Saturday, September 29, 2018

Myth-perception #1: Only Matter Matters

                                                                                                written 22 September 2018
                                                                                                published 29 September 2018


            One of my favorite science books is "Spontaneous Evolution", written in 2009 by Bruce Lipton, a nationally recognized cell biologist, and Steve Bhaerman, a comedian, known for channeling Swami Beyondananda.  This educational and uplifting book presents a positive future, and a path to get there from here
            Their basic thesis is that life, over the last 3.5 billion years, has faced a series of extinction-threatening situations, each demanding a spontaneous evolution to resolve.  We are facing such a challenge today.  The good news is that we don't need an evolution of biological form, but simply a shift in fundamental belief patterns, the programming that determines behavior.  This is like a computer systems upgrade, rather than a new computer, a change that can be very rapid.
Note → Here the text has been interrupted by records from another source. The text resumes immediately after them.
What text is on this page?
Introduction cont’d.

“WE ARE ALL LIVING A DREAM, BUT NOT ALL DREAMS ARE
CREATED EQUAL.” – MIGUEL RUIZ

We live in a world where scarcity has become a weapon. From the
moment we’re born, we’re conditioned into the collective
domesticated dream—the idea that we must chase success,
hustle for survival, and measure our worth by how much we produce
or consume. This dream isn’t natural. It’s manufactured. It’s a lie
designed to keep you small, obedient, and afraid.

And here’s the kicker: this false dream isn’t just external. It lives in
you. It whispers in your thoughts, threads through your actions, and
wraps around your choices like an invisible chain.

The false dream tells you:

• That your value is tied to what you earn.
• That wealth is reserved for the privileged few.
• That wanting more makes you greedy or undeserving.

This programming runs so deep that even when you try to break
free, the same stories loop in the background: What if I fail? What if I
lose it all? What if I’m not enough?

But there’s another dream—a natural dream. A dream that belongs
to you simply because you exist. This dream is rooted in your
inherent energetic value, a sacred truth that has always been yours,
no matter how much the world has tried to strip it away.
            While the book describes how we got to this crisis point, the crux of the discussion is four false beliefs, fundamental to our dominant culture, leading to lethal consequences.   
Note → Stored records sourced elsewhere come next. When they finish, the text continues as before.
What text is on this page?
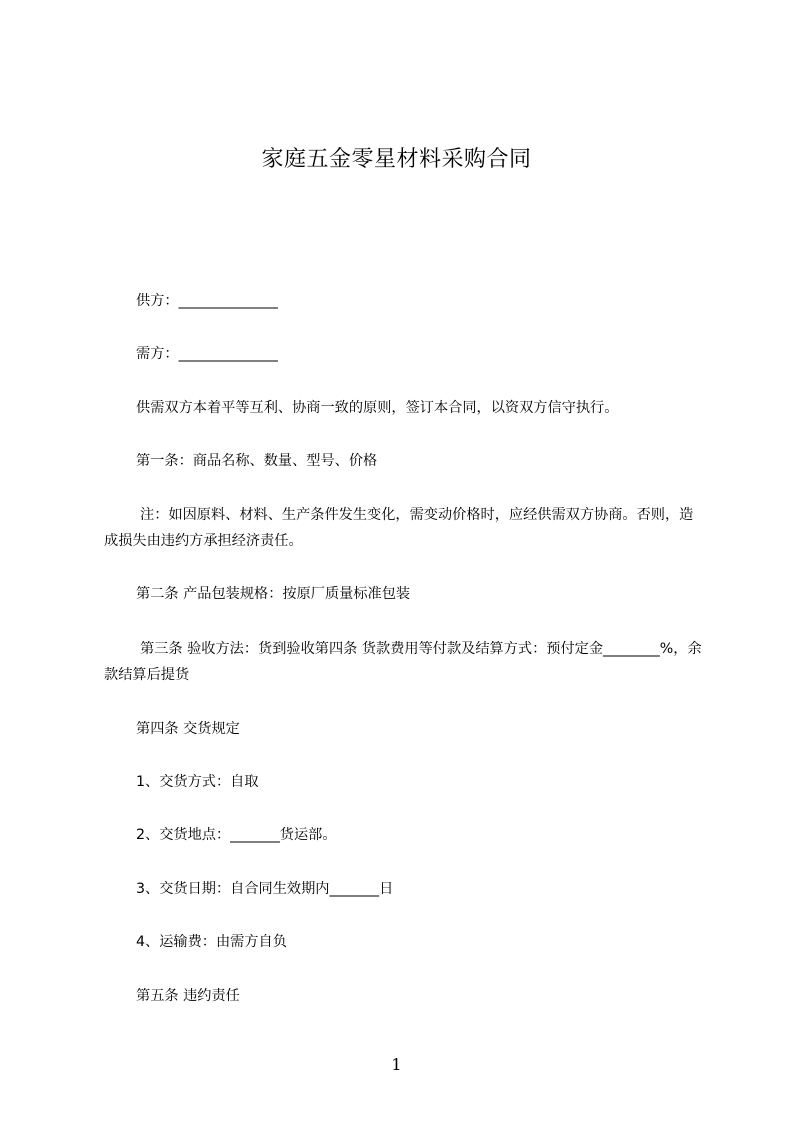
家庭五金零星材料采购合同
供方：______________
需方：______________
供需双方本着平等互利、协商一致的原则，签订本合同，以资双方信守执行。
第一条：商品名称、数量、型号、价格
注：如因原料、材料、生产条件发生变化，需变动价格时，应经供需双方协商。否则，造成损失由违约方承担经济责任。
第二条 产品包装规格：按原厂质量标准包装
第三条 验收方法：货到验收第四条 货款费用等付款及结算方式：预付定金________%，余款结算后提货
第四条 交货规定
1、交货方式：自取
2、交货地点：_______货运部。
3、交货日期：自合同生效期内_______日
4、运输费：由需方自负
第五条 违约责任
1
            The first of these myth-perceptions is: only matter matters.  For centuries, European culture held that reality was primarily spiritual, dogmatically defined by the Catholic Church, which killed people who disagreed with their definitions.  The Protestant Reformation in the 1500s, one of the first rebellions against the secular corruption of the Church, diminished that power, and allowed investigation of alternative descriptions of reality.  The scientific world view arose in the 1700s, avoiding conflict with the still powerful Church by considering only material aspects, ignoring the unseen completely.  The success of this materialist perspective, and the technology it developed, has transformed civilization, but led to the erroneous assumption that materialism is the totality of reality.
            Corollaries to materialism are reductionism, the linear assumption that the whole can be understood by examining the dissected parts, and determinism, the assumption that, when everything is measured with precision, the outcome of processes can be predicted with certainty.  The world was reduced to a purposeless machine, and acquisition of material goods was the only measure of success.  This became the new cultural dogma, as oppressive as the rigid spiritual dogma of the Church had been, resulting in destruction of planetary resources and the rise of corporate domination.
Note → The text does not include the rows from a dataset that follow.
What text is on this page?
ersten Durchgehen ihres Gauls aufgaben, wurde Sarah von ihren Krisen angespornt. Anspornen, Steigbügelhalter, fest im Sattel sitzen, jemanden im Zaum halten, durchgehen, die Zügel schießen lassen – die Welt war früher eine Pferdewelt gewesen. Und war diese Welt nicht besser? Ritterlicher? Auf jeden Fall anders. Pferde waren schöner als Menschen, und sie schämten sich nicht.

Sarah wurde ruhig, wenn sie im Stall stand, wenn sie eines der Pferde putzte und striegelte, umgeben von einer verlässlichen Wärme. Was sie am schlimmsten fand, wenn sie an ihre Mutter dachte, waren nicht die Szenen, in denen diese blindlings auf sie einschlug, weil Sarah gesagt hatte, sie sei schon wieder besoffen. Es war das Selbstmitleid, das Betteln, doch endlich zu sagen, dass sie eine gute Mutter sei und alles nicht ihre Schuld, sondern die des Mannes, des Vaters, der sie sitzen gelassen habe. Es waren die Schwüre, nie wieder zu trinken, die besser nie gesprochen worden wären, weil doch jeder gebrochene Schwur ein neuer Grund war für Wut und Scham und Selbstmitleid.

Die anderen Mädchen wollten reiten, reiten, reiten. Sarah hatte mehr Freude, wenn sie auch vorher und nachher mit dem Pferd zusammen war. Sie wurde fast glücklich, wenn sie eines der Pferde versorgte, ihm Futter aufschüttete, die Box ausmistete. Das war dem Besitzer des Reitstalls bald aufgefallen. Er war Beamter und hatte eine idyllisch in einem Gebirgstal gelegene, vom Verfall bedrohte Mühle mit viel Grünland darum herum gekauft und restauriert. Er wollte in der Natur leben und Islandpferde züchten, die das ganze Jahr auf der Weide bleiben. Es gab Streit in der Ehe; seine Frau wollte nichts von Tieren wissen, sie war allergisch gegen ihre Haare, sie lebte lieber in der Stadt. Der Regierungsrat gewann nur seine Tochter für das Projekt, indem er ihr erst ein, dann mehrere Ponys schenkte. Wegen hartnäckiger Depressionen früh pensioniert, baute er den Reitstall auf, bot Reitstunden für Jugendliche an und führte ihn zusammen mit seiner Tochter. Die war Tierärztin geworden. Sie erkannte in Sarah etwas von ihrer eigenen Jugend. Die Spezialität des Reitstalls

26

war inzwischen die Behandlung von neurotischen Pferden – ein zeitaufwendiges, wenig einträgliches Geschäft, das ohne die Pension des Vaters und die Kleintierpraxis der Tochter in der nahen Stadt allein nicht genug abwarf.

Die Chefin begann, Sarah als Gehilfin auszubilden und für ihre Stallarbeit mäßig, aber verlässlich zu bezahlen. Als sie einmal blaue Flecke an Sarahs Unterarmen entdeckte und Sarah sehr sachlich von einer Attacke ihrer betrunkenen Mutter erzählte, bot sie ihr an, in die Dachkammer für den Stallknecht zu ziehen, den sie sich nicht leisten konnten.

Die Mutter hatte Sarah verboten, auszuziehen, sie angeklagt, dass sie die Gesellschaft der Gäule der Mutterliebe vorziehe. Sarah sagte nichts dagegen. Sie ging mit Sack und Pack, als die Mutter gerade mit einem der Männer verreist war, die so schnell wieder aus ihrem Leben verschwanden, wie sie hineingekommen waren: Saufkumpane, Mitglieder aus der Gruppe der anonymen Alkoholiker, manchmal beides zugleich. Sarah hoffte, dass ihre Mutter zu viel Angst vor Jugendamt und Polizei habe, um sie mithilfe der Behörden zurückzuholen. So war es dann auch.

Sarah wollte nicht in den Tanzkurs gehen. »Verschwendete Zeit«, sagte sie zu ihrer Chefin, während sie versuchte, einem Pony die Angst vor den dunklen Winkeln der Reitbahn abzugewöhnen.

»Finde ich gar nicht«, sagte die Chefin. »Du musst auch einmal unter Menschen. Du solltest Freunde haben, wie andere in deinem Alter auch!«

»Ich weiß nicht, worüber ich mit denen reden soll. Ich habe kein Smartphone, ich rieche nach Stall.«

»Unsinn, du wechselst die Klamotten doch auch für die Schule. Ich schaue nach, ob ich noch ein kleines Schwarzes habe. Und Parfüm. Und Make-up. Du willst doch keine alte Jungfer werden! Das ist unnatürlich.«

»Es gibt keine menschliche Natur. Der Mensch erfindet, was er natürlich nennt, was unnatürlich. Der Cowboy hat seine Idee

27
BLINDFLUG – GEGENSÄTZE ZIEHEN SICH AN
            But the integrity of the scientific quest for understanding led to continued discoveries, showing that materialism, reductionism, and determinism are incomplete descriptions of the real world, and are therefore incapable of addressing the multitude of crises facing humanity today.  Matter is now understood to be a form of energy, shaped and directed by unseen forces known as fields.  Most systems, especially living systems, are non-linear, where the whole is greater than the sum of the parts, and a reductionist analysis misses important truths. Quantum physics shows that matter is a probability function, in conflict with deterministic certainty.  At the particle level, qualities such as position and velocity are paired, with an inherent uncertainty.  The more precisely one quality is measured, the more indeterminate the other becomes.  Finally, the act of observing affects what is being observed, suggesting that the unseen nature of consciousness is central to reality.
            The unseen energy fields that affect matter, and unseen patterns of consciousness, both appear to be non-local, bound together in dimensions that transcend the four dimensions of space/time that constrain the original Newtonian physics, stretching our conventional understanding, and putting us into a realm previously considered spiritual.  The war between the dogma of the church and the dogma of materialist science is a false division, born of rigid attachment to limited perspectives.  It is like arguing whether a coin IS heads or IS tails, rather than understanding they are two sides of the same coin.
            By embracing the reality of this inclusiveness, we open new areas for investigation, particularly in health and healing.  The body is not simply a material mechanism, but an expression of interconnected complexes of energy systems, affected by conscious beliefs, and it can be healed by changing those beliefs.  In the same way, the healing of the planet may be addressed by changing consciousness.
            Chapter five of "Spontaneous Evolution" ends with: "We can realize that humanity is operating on a unified field of dreams, and we can rejoice that the field is a playing field, not a battlefield."